= Alloy 601 =

Nickel and chromium alloy

Alloy 601 is a nickel alloy, mostly made up of nickel and chromium, with small amounts of aluminium, silicon, copper and manganese. This creates a number of desirable properties including good high temperature strength, corrosion resistance under oxidizing conditions and it retains ductility after long service exposure.
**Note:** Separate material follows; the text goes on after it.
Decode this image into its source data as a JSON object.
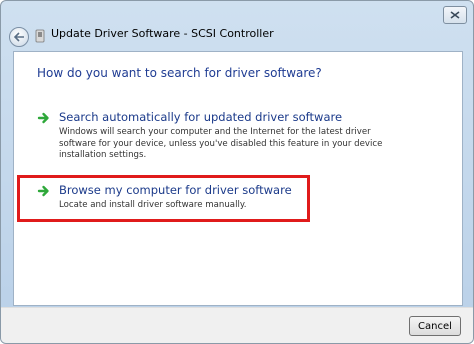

It is often used in various types of engineering equipment which require heat resistance and corrosion resistance.

== Composition ==

| % | Nickel (Ni) | Chromium (Cr) | Copper (Cu) | Carbon (C) | Manganese (Mn) | Silicon (Si) | Sulfur (S) | Iron (Fe) | Aluminium (Al) |
|---|---|---|---|---|---|---|---|---|---|
| Min | 58 | 21 | 0 | 0 | 0 | 0 | 0 | Balance | 1 |
| Max | 63 | 25 | 1 | 0.1 | 1 | 0.5 | 0.015 | Balance | 1.7 |

== Properties ==
Alloy 601 can also be identified by the UNS Number N06601. It shares similar properties to Alloy 600, but is more resistant to high-temperature oxidation due to the addition of aluminium. The combination of heat resistance and oxidation resistance means it is often used in the thermal processing industry for applications such as radiant tubes. It is also commonly used in high-temperature applications in the aerospace industry, such as gas turbine blades, combustion can-liners and jet engine igniters.